Using boxes for word representations
conda create -n word2box python=3.8
conda activate word2box
conda install pytorch==1.7.1 -c pytorch
git clone {repo-url} --recurse-submodules
cd word2box
pip install -e lib/*
pip install -e .
This package will install a command accessible as follows:
language-modeling-with-boxes --help
(You can also access this via the script in /bin/language-modeling-with-boxes
, which can be useful to provide a "handle" for debuggers, for instance.)
To get description of all the hyper paramer options run the following.

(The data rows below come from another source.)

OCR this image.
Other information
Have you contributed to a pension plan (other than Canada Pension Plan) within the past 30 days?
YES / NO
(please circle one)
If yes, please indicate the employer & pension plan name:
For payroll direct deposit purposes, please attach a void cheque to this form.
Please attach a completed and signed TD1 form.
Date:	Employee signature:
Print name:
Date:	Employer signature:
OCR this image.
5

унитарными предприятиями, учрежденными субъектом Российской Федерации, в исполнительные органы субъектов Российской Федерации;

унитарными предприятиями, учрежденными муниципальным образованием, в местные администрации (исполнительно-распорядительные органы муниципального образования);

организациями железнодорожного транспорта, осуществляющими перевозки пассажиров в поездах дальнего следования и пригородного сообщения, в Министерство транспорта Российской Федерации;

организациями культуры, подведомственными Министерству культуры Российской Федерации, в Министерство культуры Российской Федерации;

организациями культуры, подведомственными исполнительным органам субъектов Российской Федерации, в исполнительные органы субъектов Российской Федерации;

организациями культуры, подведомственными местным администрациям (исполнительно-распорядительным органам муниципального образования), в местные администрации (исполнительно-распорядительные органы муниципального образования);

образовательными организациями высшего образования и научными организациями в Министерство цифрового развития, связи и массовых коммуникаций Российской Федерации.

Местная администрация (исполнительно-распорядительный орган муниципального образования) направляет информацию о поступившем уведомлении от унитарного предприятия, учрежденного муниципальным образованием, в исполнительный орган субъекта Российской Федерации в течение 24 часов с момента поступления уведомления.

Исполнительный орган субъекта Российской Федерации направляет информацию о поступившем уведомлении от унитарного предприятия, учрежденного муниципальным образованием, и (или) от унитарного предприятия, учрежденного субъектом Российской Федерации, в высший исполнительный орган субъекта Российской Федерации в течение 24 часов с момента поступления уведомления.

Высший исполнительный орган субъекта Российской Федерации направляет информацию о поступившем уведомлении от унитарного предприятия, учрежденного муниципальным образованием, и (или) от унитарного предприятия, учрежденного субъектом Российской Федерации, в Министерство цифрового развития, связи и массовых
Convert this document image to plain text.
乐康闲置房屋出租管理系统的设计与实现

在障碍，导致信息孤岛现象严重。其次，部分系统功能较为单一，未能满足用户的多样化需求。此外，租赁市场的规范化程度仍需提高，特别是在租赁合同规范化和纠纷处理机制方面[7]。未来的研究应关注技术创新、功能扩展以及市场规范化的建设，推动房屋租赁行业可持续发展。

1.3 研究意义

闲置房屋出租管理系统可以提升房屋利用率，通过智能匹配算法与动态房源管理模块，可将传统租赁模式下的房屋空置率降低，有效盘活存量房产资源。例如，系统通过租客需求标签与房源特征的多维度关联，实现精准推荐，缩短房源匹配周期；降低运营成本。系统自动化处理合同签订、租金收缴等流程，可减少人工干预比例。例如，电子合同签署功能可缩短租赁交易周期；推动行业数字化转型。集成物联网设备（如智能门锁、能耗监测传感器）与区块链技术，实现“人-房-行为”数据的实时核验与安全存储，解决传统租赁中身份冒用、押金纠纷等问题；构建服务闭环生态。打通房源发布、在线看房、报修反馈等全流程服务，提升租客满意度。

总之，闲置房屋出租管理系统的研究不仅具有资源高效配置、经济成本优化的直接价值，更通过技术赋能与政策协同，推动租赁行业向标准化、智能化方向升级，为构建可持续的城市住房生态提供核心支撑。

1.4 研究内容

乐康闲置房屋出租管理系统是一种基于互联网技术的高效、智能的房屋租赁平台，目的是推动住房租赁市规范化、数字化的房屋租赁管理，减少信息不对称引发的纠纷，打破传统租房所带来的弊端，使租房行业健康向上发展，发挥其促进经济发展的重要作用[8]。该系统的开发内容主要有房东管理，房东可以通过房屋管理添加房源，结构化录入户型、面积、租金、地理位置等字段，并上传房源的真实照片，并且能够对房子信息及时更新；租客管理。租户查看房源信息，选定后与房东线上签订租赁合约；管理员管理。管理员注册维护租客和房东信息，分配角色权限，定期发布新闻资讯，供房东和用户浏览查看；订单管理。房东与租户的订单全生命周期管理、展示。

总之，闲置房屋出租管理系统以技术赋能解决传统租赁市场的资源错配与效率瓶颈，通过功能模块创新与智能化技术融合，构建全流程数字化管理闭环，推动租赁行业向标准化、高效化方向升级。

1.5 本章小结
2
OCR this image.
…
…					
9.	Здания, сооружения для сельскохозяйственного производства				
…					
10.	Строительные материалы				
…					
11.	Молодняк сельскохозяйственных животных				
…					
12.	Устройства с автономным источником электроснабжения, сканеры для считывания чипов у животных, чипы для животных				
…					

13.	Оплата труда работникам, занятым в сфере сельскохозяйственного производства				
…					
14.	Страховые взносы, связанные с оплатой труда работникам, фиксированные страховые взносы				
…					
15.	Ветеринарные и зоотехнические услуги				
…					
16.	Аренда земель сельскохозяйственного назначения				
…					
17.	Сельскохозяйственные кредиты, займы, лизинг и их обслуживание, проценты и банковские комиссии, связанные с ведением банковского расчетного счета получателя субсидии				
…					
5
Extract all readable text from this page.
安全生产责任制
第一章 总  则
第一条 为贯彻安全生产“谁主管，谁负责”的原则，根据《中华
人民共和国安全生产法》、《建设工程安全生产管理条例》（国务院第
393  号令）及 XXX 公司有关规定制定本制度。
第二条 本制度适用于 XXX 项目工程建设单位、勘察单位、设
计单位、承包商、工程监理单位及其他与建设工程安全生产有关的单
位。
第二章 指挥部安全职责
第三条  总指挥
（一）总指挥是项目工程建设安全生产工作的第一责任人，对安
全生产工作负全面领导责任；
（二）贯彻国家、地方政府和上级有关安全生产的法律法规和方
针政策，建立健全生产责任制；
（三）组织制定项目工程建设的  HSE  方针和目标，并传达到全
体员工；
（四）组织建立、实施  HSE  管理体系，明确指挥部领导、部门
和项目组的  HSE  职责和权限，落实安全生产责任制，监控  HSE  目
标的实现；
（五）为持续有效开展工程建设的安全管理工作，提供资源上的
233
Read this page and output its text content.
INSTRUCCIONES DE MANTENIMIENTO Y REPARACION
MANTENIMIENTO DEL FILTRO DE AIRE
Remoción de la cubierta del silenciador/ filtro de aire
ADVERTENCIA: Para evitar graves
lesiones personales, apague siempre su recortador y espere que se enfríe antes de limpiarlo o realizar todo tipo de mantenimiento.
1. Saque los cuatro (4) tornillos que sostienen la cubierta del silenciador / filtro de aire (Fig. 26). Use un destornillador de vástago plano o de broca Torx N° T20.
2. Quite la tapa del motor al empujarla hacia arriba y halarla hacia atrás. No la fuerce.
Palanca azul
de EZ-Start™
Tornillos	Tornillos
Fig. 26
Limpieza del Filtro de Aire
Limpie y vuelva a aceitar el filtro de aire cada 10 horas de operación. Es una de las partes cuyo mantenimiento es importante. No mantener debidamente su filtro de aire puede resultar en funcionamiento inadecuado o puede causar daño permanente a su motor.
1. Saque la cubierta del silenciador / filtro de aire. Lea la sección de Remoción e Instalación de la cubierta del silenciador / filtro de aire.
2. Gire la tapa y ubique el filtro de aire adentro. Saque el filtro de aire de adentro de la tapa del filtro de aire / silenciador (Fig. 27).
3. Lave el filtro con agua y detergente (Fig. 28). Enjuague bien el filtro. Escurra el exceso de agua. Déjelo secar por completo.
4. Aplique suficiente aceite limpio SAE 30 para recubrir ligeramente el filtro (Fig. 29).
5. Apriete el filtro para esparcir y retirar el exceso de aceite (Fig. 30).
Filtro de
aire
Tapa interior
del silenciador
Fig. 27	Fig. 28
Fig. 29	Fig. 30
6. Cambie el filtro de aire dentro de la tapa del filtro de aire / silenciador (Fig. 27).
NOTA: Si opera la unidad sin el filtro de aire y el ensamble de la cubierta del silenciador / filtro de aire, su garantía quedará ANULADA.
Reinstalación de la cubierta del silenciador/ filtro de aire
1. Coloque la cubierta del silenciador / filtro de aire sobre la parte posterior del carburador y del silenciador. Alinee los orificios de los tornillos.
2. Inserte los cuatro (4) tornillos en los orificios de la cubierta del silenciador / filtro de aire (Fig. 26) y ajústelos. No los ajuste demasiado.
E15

language-modeling-with-boxes train --help
One example command to run training -
bin/language-modeling-with-boxes train \
--batch_size=4096 --box_type=BoxTensor \
--data_device=gpu \
--dataset= ptb `Please change this to your dataset` \
--embedding_dim=64 \
--eval_file=./data/similarity_datasets/ \
--int_temp=1.9678289474987882 \
--log_frequency=10 \
--loss_fn=max_margin \
--lr=0.004204091643267762 \
--margin=5 \
--model_type=Word2BoxConjunction \
--n_gram=5 \
--negative_samples=2 \
--num_epochs=10 \
--subsample_thresh=0.001 \
--vol_temp=0.33243242379830407 \
--save_model \
--add_pad \
-- save_dir `Please change this to your dataset`